The share of single-family houses bought by investors has been steadily increasing since the first large portfolios of rental homes were assembled in the wake of the Great Financial Crisis. Prior to that, rental homes were typically owned by individual investors. The costs of amassing and managing a portfolio of rental homes made it an unattractive option. But regulatory changes and new technologies have eliminated those hurdles and opened the floodgates to larger players.
The share of houses bought be investors gradually increased in after 2008 and reached a pre-pandemic high of 16.8 percent in 2018. That share briefly dropped to 15.5 percent in 2019.
For a moment, many investors paused acquisitions of single-family houses as prices rose and rents stabilized.

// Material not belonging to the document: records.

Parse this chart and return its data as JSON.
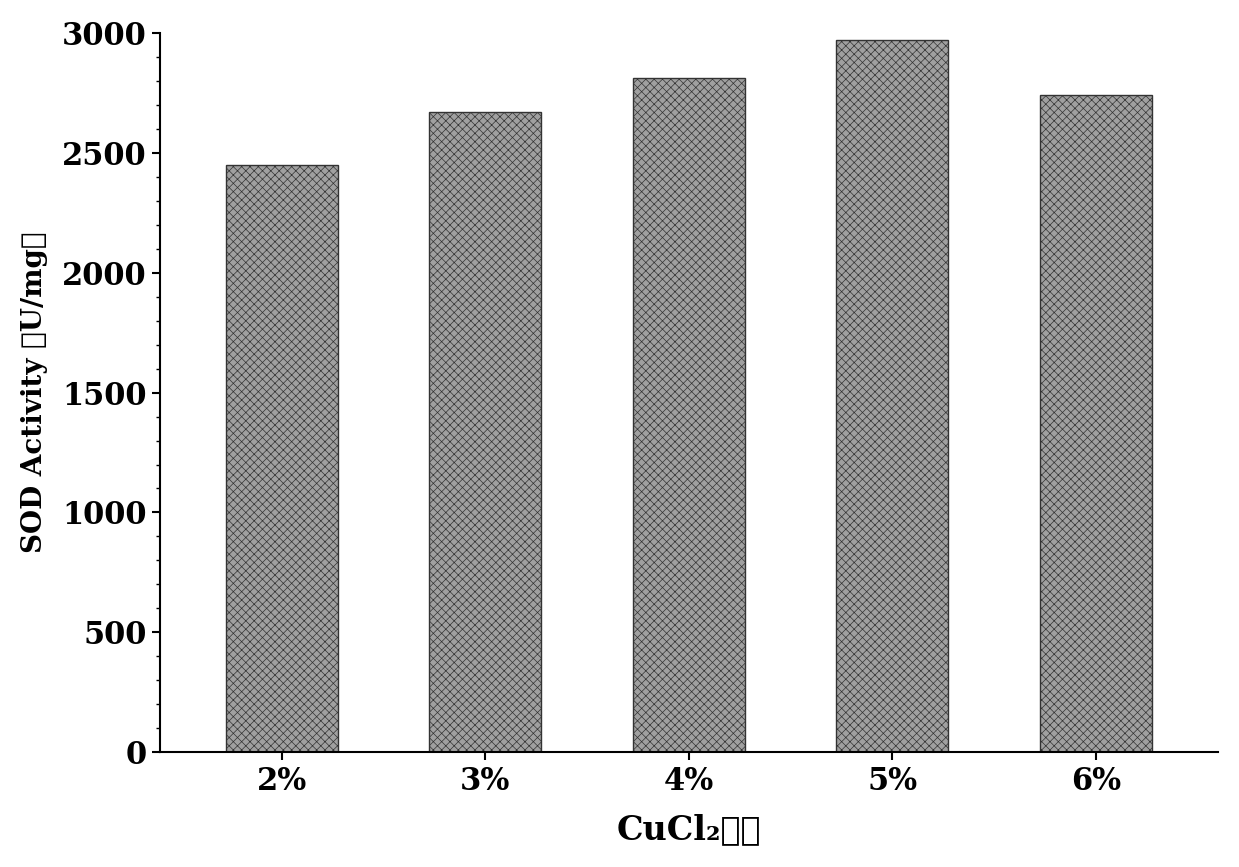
{
  "categories": [
    "2%",
    "3%",
    "4%",
    "5%",
    "6%"
  ],
  "values": [
    2450,
    2670,
    2810,
    2970,
    2740
  ],
  "bar_color": "#a0a0a0",
  "bar_hatch": "xxxx",
  "bar_width": 0.55,
  "xlabel": "CuCl₂浓度",
  "ylabel": "SOD Activity （U/mg）",
  "ylim": [
    0,
    3000
  ],
  "yticks": [
    0,
    500,
    1000,
    1500,
    2000,
    2500,
    3000
  ],
  "xlabel_fontsize": 24,
  "ylabel_fontsize": 20,
  "tick_fontsize": 22,
  "background_color": "#ffffff",
  "bar_edge_color": "#333333",
  "bar_edge_linewidth": 1.0,
  "hatch_color": "#333333"
}
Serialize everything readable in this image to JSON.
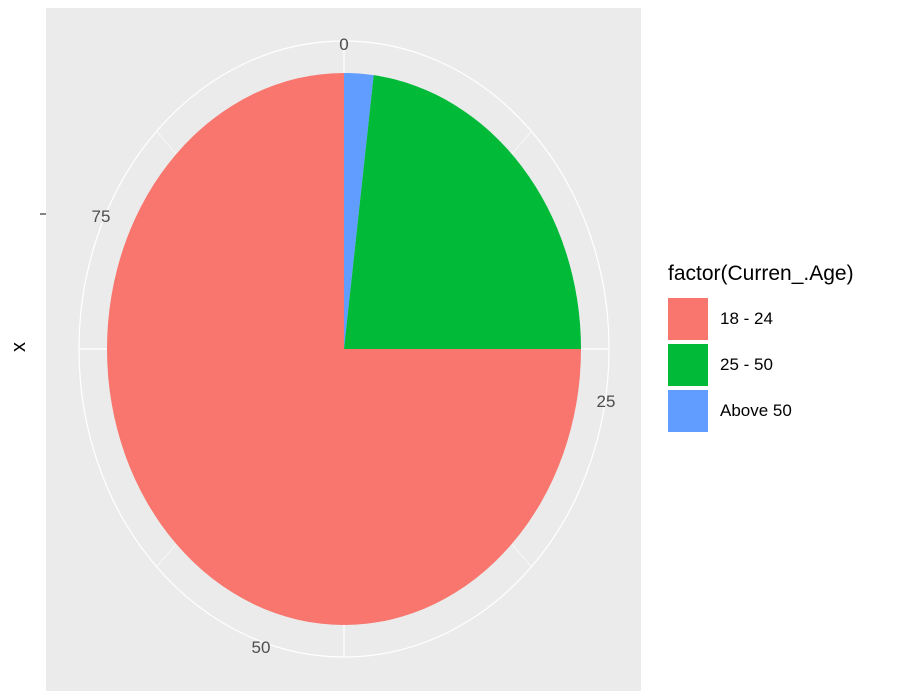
{
  "chart_data": {
    "type": "pie",
    "coord": "polar",
    "xlabel": "x",
    "theta_ticks": [
      "0",
      "25",
      "50",
      "75"
    ],
    "theta_range": [
      0,
      100
    ],
    "grid": true,
    "legend": {
      "title": "factor(Curren_.Age)",
      "position": "right"
    },
    "slices": [
      {
        "label": "Above 50",
        "value": 2,
        "color": "#619CFF"
      },
      {
        "label": "25 - 50",
        "value": 23,
        "color": "#00BA38"
      },
      {
        "label": "18 - 24",
        "value": 75,
        "color": "#F8766D"
      }
    ],
    "legend_entries": [
      {
        "label": "18 - 24",
        "color": "#F8766D"
      },
      {
        "label": "25 - 50",
        "color": "#00BA38"
      },
      {
        "label": "Above 50",
        "color": "#619CFF"
      }
    ],
    "panel_background": "#EBEBEB",
    "grid_color": "#FFFFFF"
  }
}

The amount of owner-occupied housing in the U.S. increased almost 10 percent over the last five years, while the amount of rental housing has decreased by nearly 1 percent, according to the National Rental Home Council (NRHC).
“As the country’s population grows, housing remains in short supply, particularly in fast-growing Sun Belt suburban markets,” says Jonathan Ellenzweig, chief investment officer for Tricon Residential.

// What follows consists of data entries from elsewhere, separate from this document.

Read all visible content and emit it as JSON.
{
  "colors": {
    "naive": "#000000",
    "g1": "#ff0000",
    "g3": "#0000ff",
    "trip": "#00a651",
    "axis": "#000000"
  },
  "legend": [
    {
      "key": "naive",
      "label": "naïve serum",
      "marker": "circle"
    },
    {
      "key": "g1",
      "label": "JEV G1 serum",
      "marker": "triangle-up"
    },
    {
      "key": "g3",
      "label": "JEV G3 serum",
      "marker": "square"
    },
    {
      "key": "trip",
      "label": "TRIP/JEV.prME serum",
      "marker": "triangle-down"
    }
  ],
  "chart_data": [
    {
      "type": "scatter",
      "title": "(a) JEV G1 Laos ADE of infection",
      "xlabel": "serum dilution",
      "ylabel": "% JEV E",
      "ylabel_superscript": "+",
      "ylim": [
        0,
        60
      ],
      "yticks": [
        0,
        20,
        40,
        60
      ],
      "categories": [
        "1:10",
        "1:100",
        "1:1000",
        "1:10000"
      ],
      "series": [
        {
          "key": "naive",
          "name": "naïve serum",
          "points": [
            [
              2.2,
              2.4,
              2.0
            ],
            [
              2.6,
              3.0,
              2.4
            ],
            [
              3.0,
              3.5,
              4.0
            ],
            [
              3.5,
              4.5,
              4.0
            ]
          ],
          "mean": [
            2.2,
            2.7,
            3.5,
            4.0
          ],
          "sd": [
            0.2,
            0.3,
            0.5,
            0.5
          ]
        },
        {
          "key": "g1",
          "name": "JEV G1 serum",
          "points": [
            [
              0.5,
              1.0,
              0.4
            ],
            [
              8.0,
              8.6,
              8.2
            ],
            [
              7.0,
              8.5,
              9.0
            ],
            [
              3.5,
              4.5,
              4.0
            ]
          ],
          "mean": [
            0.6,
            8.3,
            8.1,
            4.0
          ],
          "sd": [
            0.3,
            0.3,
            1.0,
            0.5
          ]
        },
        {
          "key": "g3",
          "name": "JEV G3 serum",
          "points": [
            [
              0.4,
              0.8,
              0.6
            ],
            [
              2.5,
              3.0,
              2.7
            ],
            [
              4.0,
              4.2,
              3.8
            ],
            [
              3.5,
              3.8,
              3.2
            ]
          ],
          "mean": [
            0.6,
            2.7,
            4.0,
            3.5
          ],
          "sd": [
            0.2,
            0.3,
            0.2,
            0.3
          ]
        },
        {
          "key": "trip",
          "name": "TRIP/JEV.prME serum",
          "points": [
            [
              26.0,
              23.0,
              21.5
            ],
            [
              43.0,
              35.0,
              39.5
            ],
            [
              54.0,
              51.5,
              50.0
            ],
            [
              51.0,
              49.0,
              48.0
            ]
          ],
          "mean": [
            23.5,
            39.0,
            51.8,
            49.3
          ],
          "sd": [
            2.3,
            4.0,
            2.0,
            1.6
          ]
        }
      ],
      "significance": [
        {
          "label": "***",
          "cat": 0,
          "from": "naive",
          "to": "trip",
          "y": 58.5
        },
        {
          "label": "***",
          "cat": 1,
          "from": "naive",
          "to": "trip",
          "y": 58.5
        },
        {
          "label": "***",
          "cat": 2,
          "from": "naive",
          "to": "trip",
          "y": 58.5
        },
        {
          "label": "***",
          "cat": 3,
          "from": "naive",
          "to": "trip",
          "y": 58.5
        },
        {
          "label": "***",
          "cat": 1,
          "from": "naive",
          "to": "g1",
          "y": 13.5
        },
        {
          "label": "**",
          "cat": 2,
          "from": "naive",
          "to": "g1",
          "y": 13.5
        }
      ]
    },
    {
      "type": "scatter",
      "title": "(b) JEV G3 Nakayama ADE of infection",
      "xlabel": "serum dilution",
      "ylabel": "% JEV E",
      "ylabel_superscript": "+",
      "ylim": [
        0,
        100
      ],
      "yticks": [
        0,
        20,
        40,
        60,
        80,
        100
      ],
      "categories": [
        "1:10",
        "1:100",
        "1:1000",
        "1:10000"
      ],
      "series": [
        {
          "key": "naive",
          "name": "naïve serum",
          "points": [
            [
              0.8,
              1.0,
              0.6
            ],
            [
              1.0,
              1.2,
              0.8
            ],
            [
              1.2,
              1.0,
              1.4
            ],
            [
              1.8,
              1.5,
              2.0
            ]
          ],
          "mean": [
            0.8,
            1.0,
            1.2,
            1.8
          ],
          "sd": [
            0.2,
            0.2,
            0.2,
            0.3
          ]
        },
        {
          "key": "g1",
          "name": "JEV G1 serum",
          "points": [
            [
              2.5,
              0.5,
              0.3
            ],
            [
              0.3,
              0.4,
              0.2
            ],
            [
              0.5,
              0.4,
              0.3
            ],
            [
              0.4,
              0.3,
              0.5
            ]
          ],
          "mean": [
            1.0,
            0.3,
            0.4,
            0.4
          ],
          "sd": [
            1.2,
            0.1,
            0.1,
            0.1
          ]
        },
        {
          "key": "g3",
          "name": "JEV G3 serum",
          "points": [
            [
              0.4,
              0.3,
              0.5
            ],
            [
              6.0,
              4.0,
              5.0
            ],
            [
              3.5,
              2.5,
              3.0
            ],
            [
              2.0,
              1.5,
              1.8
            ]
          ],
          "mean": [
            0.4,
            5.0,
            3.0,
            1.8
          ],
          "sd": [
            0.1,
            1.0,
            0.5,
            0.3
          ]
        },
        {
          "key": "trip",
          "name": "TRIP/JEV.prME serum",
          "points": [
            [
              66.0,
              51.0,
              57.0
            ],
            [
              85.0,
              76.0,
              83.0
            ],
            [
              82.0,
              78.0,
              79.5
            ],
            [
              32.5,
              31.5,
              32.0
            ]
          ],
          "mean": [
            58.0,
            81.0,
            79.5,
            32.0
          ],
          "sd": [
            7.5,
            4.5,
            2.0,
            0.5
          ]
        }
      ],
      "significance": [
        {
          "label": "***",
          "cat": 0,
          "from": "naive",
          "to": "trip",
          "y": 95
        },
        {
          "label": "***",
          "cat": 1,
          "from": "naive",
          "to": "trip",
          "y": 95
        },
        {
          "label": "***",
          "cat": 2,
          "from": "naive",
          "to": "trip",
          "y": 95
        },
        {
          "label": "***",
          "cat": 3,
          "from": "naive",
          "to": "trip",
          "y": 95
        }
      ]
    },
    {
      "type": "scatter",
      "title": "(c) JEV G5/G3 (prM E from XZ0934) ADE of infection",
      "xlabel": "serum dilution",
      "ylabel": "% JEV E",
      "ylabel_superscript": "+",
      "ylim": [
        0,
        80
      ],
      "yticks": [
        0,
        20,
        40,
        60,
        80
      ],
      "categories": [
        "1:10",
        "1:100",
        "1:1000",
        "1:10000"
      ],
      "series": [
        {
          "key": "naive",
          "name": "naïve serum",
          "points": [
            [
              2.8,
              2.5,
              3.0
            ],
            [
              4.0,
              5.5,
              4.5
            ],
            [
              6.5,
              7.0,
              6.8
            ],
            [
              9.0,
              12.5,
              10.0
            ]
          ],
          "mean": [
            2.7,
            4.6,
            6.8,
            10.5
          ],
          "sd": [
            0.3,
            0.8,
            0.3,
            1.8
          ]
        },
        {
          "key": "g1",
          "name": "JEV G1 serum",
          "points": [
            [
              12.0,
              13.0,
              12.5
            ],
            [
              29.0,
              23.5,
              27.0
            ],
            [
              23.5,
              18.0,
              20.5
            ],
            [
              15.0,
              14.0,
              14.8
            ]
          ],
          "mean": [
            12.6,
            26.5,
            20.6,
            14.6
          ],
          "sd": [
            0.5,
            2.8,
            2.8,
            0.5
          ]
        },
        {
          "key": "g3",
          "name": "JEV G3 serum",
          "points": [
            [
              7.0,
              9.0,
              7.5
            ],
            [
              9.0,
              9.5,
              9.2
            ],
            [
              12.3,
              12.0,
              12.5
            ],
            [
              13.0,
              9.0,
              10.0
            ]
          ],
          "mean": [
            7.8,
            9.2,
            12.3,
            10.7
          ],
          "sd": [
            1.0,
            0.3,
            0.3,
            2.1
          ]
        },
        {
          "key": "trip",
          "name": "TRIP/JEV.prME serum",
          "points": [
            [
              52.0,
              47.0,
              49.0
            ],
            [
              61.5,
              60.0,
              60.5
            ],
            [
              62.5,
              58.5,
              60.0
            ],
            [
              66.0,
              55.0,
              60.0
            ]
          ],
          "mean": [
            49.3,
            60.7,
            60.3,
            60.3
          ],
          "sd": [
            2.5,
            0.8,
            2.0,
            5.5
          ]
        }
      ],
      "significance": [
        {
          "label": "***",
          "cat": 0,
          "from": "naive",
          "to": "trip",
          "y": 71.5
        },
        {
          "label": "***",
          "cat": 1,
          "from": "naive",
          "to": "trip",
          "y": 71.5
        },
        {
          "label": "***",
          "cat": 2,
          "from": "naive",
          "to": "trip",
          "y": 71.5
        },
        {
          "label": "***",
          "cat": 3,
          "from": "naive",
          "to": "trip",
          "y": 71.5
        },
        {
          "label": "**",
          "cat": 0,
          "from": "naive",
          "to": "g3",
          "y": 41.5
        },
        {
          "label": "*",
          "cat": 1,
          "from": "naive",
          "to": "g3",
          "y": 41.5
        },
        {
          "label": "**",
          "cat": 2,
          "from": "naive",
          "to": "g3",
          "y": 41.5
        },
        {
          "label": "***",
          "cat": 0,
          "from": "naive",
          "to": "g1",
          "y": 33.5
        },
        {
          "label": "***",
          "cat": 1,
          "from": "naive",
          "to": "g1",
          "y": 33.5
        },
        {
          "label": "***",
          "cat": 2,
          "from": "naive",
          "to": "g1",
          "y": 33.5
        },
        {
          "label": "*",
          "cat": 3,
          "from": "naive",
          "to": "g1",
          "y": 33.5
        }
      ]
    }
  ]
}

But starting in early 2021, rents on single-family homes started jumping quickly, drawing investors back in and the increases have continued to grow.
Rents for single-family houses in December 2021 were up 12 percent compared to the year before, according to the CoreLogic Single-Family Rent Index. (CoreLogic’s index measures changes at the same rental homes in repeated rental on multiple listing services, including condominiums.)
That’s much better than the slowest rate of annual rent growth earlier in the pandemic—though rents for these properties never stopped rising on an annual basis.
The annual rate of growth in December 2021 was also roughly three times the rate of growth earlier in the recovery, over the year that ended in December 2020. “By December 2020, rent growth already recovered to the pace of before the pandemic,” says Boesel. “We are way above the pre-pandemic trend.”
And the speed at which rents are growing keeps getting faster. The increase in December is the biggest year-over-year in the 16-year history of the index. It’s the ninth month in a row that the CoreLogic index showed a record-breaking growth rate, says Boesel.
Cap rates for single-family rental houses averaged 5.3 percent in the fourth quarter of 2021, down 50 basis points from the year before, according to Chandan Economics. Chandan based its cap rates on model estimates and a sample pool of recent loans to rental houses.
“SFR cap rates have fallen for four consecutive quarters after marginal increases in 2020,” according to research from Arbor.
Average cap rates on rental houses dropped even though long-term interest rates like the benchmark yield on 10-year Treasury bonds grew over the same period. Cap rates for rental houses have fallen more or less steadily since 2015, when they averaged over 7 percent, according to Arbor.
Rising incomes from rents make investors eager to buy or build new rental houses, despite rising prices and construction costs. Single-family rental companies continue to develop new houses to operate as rentals—especially as prices of existing homes continues to rise.
In January, Harrison Street and Core Spaces entered into a $1.5 billion joint-venture to build communities of new single-family rental houses in cities like Austin, Denver, Nashville and a handful of other cities.